Little Girl: “Wait! Why did you call?”
Me: “I’m selling make-up.”
Little Girl: “Oh! One of my daddies loves that stuff, it makes him look pretty when he goes dancing! Let me give him the phone! Dad! Dad! Some girl wants to make you look pretty!”
[via]
Comixbear
I was expecting either something cute or insightful…Instead, I just saw more stereotypes from Queerty.
RomanHans
The original URL includes the words “you couldn’t make it up.” Sure sounds like someone has.
Franky
Lol, saw this yesterday or the day before on the site. I look at the site all the time. It was pretty funny.
Charlie
@Comixbear: Oh lighten up.
What could the telemkarketer POSSIBLY have been selling to a Lady of the House” that wouldn’t have offended your Bear sensibilities? Beef jerky and power tools?
It’s an anecdote not some sweeping statement about all of queerdom.
Comixbear
@Charlie: I lighten up fine, thank you. I just didn’t care for an implication that one of a pair of daddies should be ‘into’ make-up. It was my personal opinion that all this story did was perpetuate stereotypes. I wouldn’t like a story like this if Glenn Beck told it and I don’t care for it if Queerty tells it.
Charlie
@Comixbear: So when something like the above happens it should not be reported because it doesn’t fit in with the image you most want to project about married gay men with children?
I don’t think the story implicates that one half of a gay couple ‘should’ be into make-up, it just tells us that one is.
Comixbear
@Charlie: Not everything in the world gay-connected has to be reported. I don’t care if someone is rugged, effeminate, or whatever they happen to be. I just didn’t find this story amusing and didn’t see why Queerty felt the need to post something so stereotypical. It wasn’t news, I didn’t find it funny and it didn’t have any value to it.
DR
@Comixbear:
It’s amusing to look at this from the perspective of a seven-year-old child who doesn’t have your prejudices and when she looks at one of her dads when he goes out she doesn’t think “gay stereotype”, she thinks “my daddy looks pretty”.
This was cute, and that was the whole point.
Comixbear
@DR: I think I’ll just have to agree to disagree and move on.
Miss Understood
@Comixbear: As a drag queen I am deeply offended by your perpetuating the negative stereotype that gays don’t wear makeup. While I do know some gays who prefer to go au natural there are also many of us who like to look pretty and we should be equally acknowledged.
DillonS
The joke isn’t offensive in the least … it’s just not funny.
Fitz
Swear on a stack of silly bibles…. earlier this week, I had to pull aside my not-ok-with-aging, straight boss to tell him that he forgot to blend his concealer.
d84
How did you guys end up creating such drama out of nothing?

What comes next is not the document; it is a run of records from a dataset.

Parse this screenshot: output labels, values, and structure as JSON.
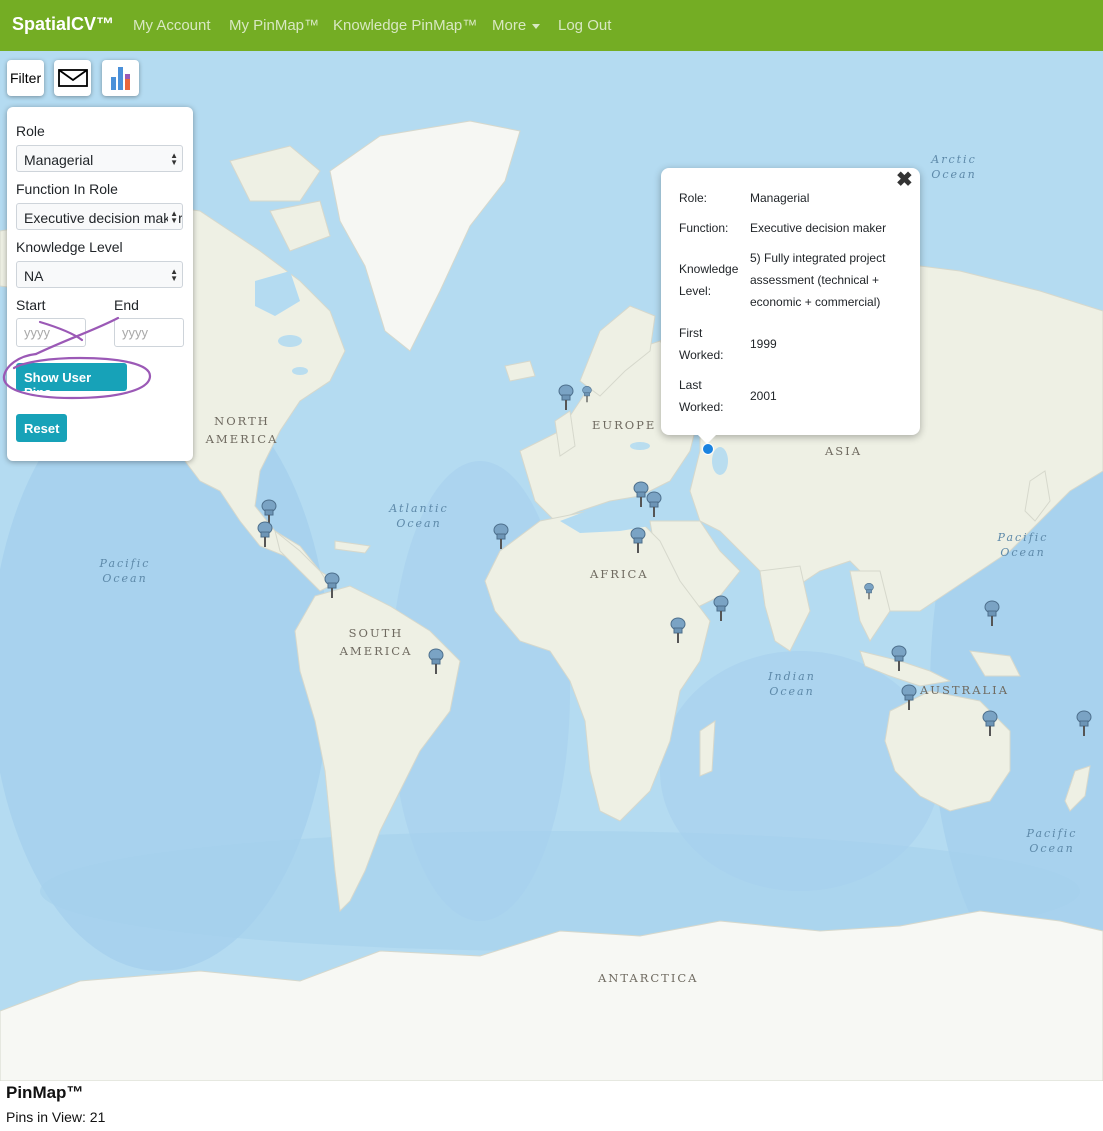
{
  "navbar": {
    "brand": "SpatialCV™",
    "links": [
      "My Account",
      "My PinMap™",
      "Knowledge PinMap™",
      "More",
      "Log Out"
    ]
  },
  "toolbar": {
    "filter_label": "Filter",
    "mail_icon": "envelope-icon",
    "chart_icon": "bar-chart-icon"
  },
  "filter": {
    "role_label": "Role",
    "role_value": "Managerial",
    "function_label": "Function In Role",
    "function_value": "Executive decision maker",
    "knowledge_label": "Knowledge Level",
    "knowledge_value": "NA",
    "start_label": "Start",
    "end_label": "End",
    "start_placeholder": "yyyy",
    "end_placeholder": "yyyy",
    "show_pins_label": "Show User Pins",
    "reset_label": "Reset"
  },
  "popup": {
    "role_key": "Role:",
    "role_val": "Managerial",
    "function_key": "Function:",
    "function_val": "Executive decision maker",
    "knowledge_key_1": "Knowledge",
    "knowledge_key_2": "Level:",
    "knowledge_val_1": "5) Fully integrated project",
    "knowledge_val_2": "assessment (technical +",
    "knowledge_val_3": "economic + commercial)",
    "first_key_1": "First",
    "first_key_2": "Worked:",
    "first_val": "1999",
    "last_key_1": "Last",
    "last_key_2": "Worked:",
    "last_val": "2001",
    "close_icon": "close-icon"
  },
  "map_labels": {
    "north_america_1": "NORTH",
    "north_america_2": "AMERICA",
    "south_america_1": "SOUTH",
    "south_america_2": "AMERICA",
    "europe": "EUROPE",
    "asia": "ASIA",
    "africa": "AFRICA",
    "australia": "AUSTRALIA",
    "antarctica": "ANTARCTICA",
    "arctic_1": "Arctic",
    "arctic_2": "Ocean",
    "atlantic_1": "Atlantic",
    "atlantic_2": "Ocean",
    "pacific_w_1": "Pacific",
    "pacific_w_2": "Ocean",
    "pacific_e_1": "Pacific",
    "pacific_e_2": "Ocean",
    "pacific_se_1": "Pacific",
    "pacific_se_2": "Ocean",
    "indian_1": "Indian",
    "indian_2": "Ocean"
  },
  "footer": {
    "title": "PinMap™",
    "pins_in_view": "Pins in View: 21"
  },
  "colors": {
    "navbar": "#74ad24",
    "button": "#17a2b8",
    "annotation": "#9b59b6",
    "ocean": "#a9d3ec",
    "land": "#eef0e4"
  }
}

Talk about perpetuating stereotypes…
uu
Complaining about this article perpetuating stereotypes merely serves to suggest that it is wrong for a man to use make-up, which it isn’t.
… Next they’ll be perpetuating the stereotype that gay men are attracted to men. Jeez!
Johnnya2
@Comixbear: Your post is not newsworthy, was not funny, and had no value either, yet you still posted it.

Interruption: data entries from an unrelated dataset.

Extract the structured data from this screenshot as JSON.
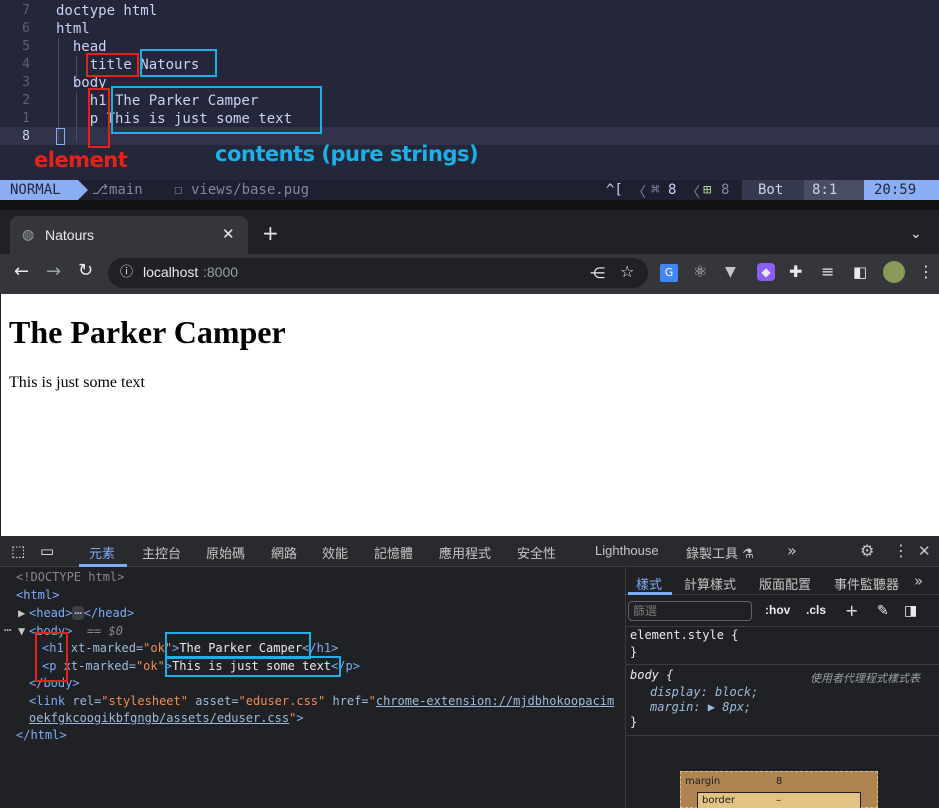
{
  "editor": {
    "lines": [
      {
        "num": "7",
        "text": "doctype html"
      },
      {
        "num": "6",
        "text": "html"
      },
      {
        "num": "5",
        "text": "  head"
      },
      {
        "num": "4",
        "text": "    title Natours"
      },
      {
        "num": "3",
        "text": "  body"
      },
      {
        "num": "2",
        "text": "    h1 The Parker Camper"
      },
      {
        "num": "1",
        "text": "    p This is just some text"
      },
      {
        "num": "8",
        "text": ""
      }
    ],
    "annotation_element": "element",
    "annotation_contents": "contents (pure strings)",
    "status": {
      "mode": "NORMAL",
      "branch": "main",
      "file": "views/base.pug",
      "keys": "^[",
      "lsp_count": "8",
      "added_count": "8",
      "position": "Bot",
      "cursor": "8:1",
      "time": "20:59"
    }
  },
  "browser": {
    "tab_title": "Natours",
    "url_host": "localhost",
    "url_port": ":8000",
    "page": {
      "heading": "The Parker Camper",
      "paragraph": "This is just some text"
    }
  },
  "devtools": {
    "tabs": [
      "元素",
      "主控台",
      "原始碼",
      "網路",
      "效能",
      "記憶體",
      "應用程式",
      "安全性",
      "Lighthouse",
      "錄製工具 ⚗"
    ],
    "dom": {
      "doctype": "<!DOCTYPE html>",
      "html_open": "<html>",
      "head": "<head>",
      "head_close": "</head>",
      "body_open": "<body>",
      "body_eq": "== $0",
      "h1_tag": "<h1",
      "h1_attr": " xt-marked=",
      "h1_attr_val": "\"ok\"",
      "h1_text": "The Parker Camper",
      "h1_close": "</h1>",
      "p_tag": "<p",
      "p_attr": " xt-marked=",
      "p_attr_val": "\"ok\"",
      "p_text": "This is just some text",
      "p_close": "</p>",
      "body_close": "</body>",
      "link_line1": "<link rel=\"stylesheet\" asset=\"eduser.css\" href=\"",
      "link_href1": "chrome-extension://mjdbhokoopacim",
      "link_href2": "oekfgkcoogikbfgngb/assets/eduser.css",
      "link_end": "\">",
      "html_close": "</html>"
    },
    "styles": {
      "tabs": [
        "樣式",
        "計算樣式",
        "版面配置",
        "事件監聽器"
      ],
      "filter_placeholder": "篩選",
      "hov": ":hov",
      "cls": ".cls",
      "element_style": "element.style {",
      "close_brace": "}",
      "body_selector": "body {",
      "ua_label": "使用者代理程式樣式表",
      "prop1": "display: block;",
      "prop2": "margin: ▶ 8px;",
      "box_margin": "margin",
      "box_margin_val": "8",
      "box_border": "border",
      "box_border_val": "–"
    }
  }
}
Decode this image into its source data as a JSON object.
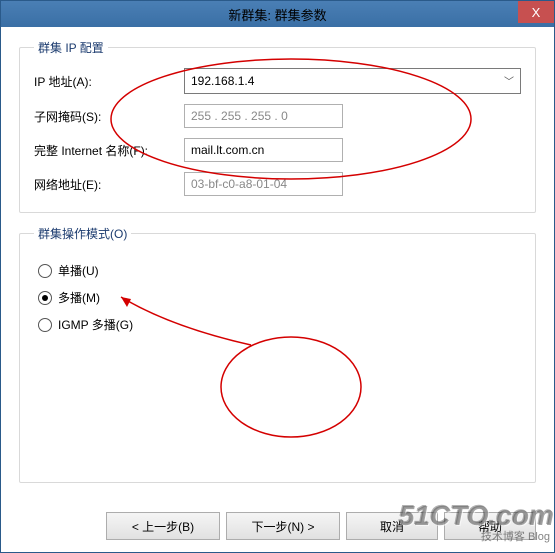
{
  "title": "新群集: 群集参数",
  "close_symbol": "X",
  "ipconfig": {
    "legend": "群集 IP 配置",
    "ip_label": "IP 地址(A):",
    "ip_value": "192.168.1.4",
    "subnet_label": "子网掩码(S):",
    "subnet_value": "255 . 255 . 255 .   0",
    "fqdn_label": "完整 Internet 名称(F):",
    "fqdn_value": "mail.lt.com.cn",
    "netaddr_label": "网络地址(E):",
    "netaddr_value": "03-bf-c0-a8-01-04"
  },
  "mode": {
    "legend": "群集操作模式(O)",
    "opts": [
      {
        "label": "单播(U)",
        "selected": false
      },
      {
        "label": "多播(M)",
        "selected": true
      },
      {
        "label": "IGMP 多播(G)",
        "selected": false
      }
    ]
  },
  "buttons": {
    "back": "< 上一步(B)",
    "next": "下一步(N) >",
    "cancel": "取消",
    "help": "帮助"
  },
  "watermark": "51CTO.com",
  "watermark_sub": "技术博客    Blog"
}
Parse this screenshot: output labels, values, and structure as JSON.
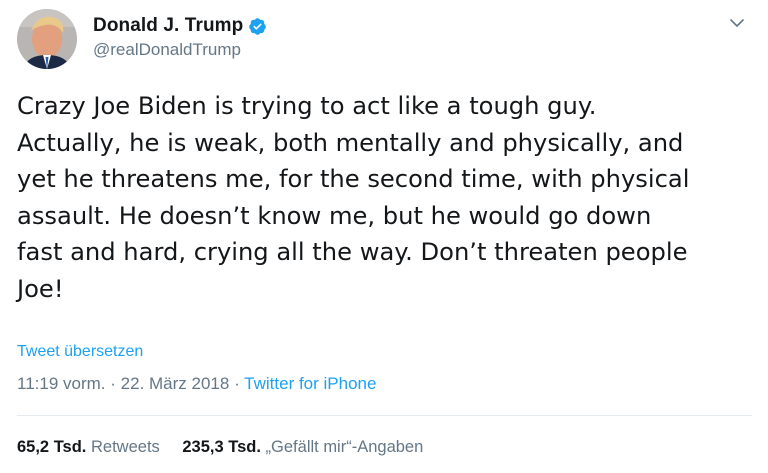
{
  "user": {
    "display_name": "Donald J. Trump",
    "handle": "@realDonaldTrump",
    "verified_icon": "verified-badge-icon"
  },
  "tweet": {
    "text": "Crazy Joe Biden is trying to act like a tough guy.\nActually, he is weak, both mentally and physically, and\nyet he threatens me, for the second time, with physical\nassault. He doesn’t know me, but he would go down\nfast and hard, crying all the way. Don’t threaten people\nJoe!",
    "translate_label": "Tweet übersetzen",
    "time": "11:19 vorm.",
    "separator": "·",
    "date": "22. März 2018",
    "source": "Twitter for iPhone"
  },
  "stats": {
    "retweets_count": "65,2 Tsd.",
    "retweets_label": "Retweets",
    "likes_count": "235,3 Tsd.",
    "likes_label": "„Gefällt mir“-Angaben"
  },
  "colors": {
    "link": "#1da1f2",
    "muted": "#657786",
    "text": "#14171a"
  }
}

Is your position that some gay men do not wear make up? It is not a knee slapping funny story, but it is showing the disconnect a bitter bear like yourself has over the eyes of a 7 year old who sees nothing unusual about her father wearing make up, sees nothing unusual about telling a stranger she has two fathers, and sees nothing wrong with her father being “pretty”.

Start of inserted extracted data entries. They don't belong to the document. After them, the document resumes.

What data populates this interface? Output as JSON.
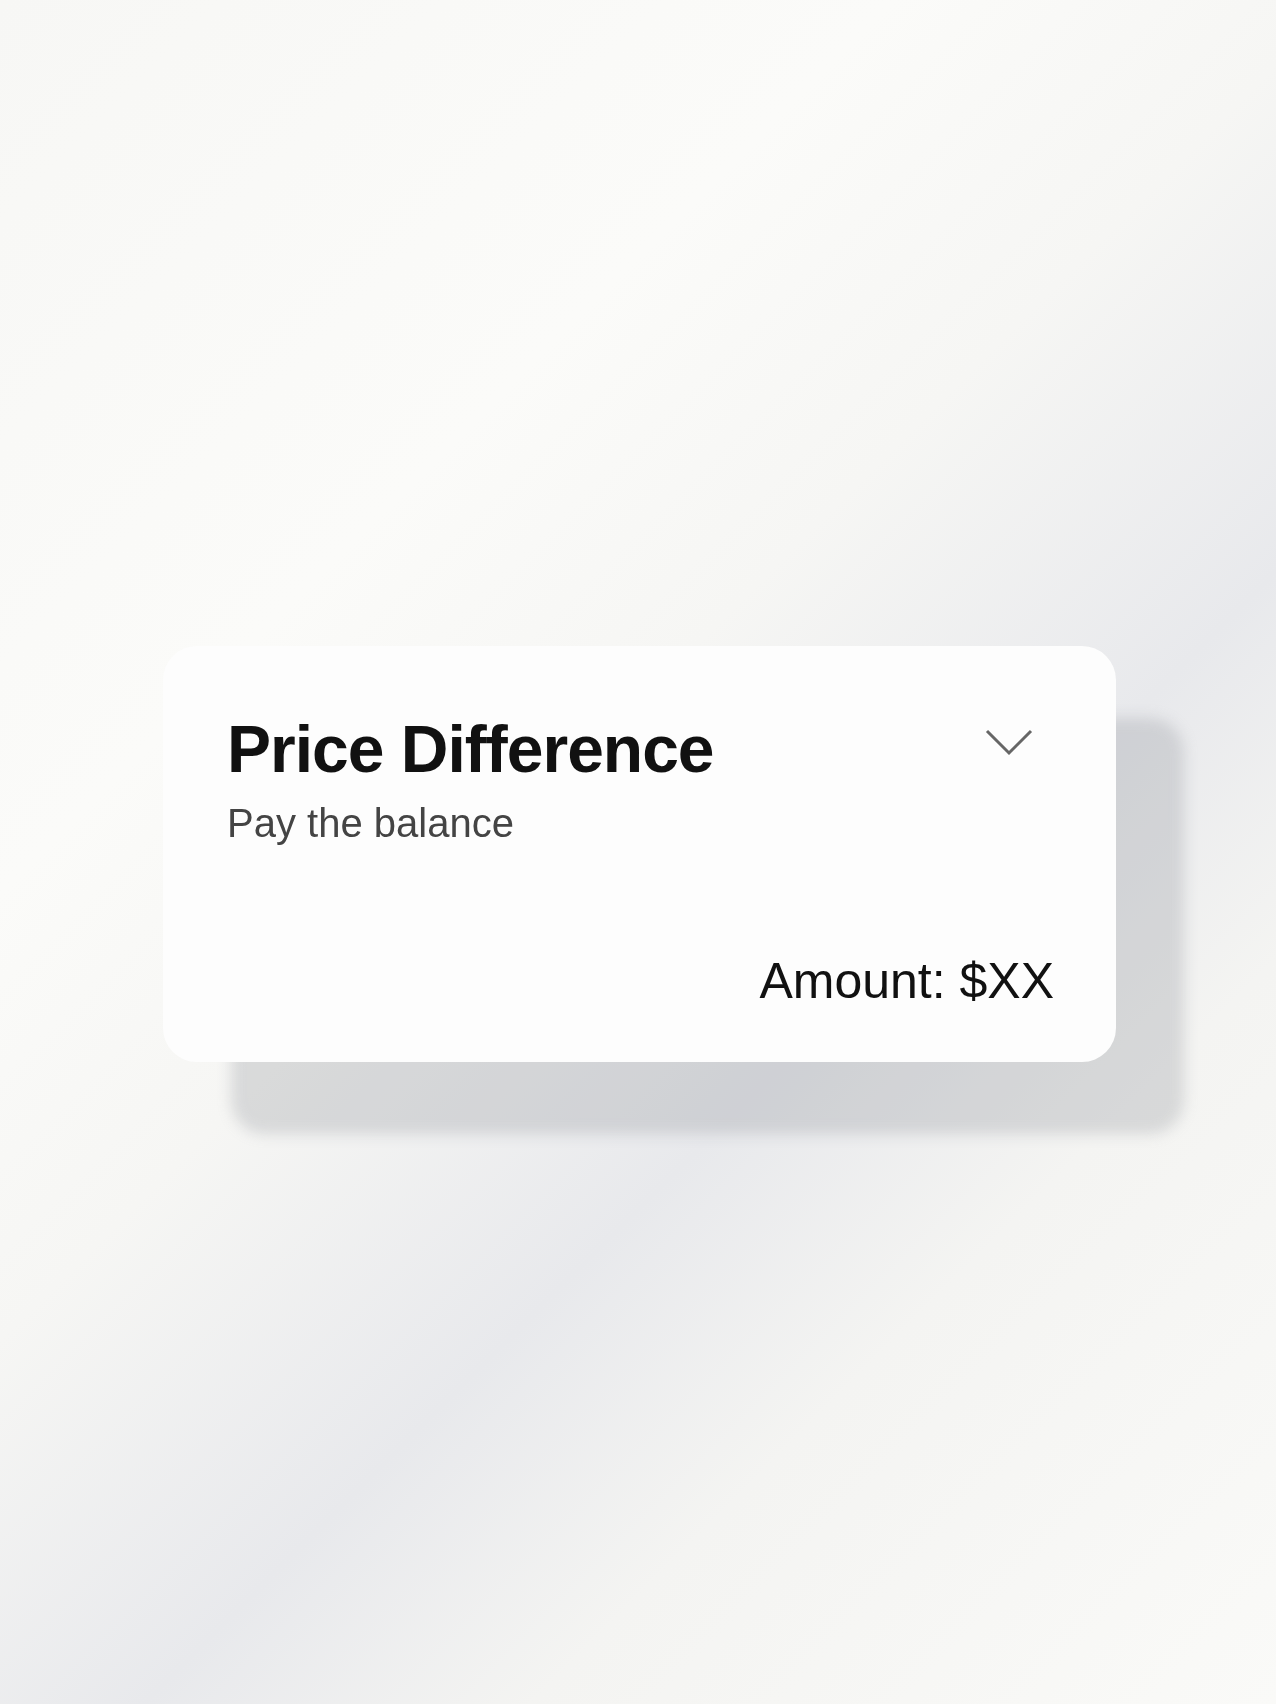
{
  "card": {
    "title": "Price Difference",
    "subtitle": "Pay the balance",
    "amount": "Amount: $XX",
    "expanded": false
  }
}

Newsflash, THAT is everything that every gay should want. The story is not about the make up, it is about seeing how a 7 year old has less homophobia than YOU do.
Zzee
@Johnnya2: Here, here. And to toss in the two cents of someone who worked as a makeup artist for a brief-but-sparkly-fun year, everyone and their mother is wearing makeup these days, okay? I have put it on the usual suspects, i.e. the most effeminate boys and girls living among us, but I have also sold cover-up to the burliest straight boys and lesbians you could imagine. At the end of the day, we all just want something to even out our red blotches and give us a clean finish. And if that’s wrong, well, I don’t want to be right. (That being said, I hope the dancing-father had the know-how to hang up when he realized he was talking to a Mary Kay rep. That junk will Dry. You. Out.)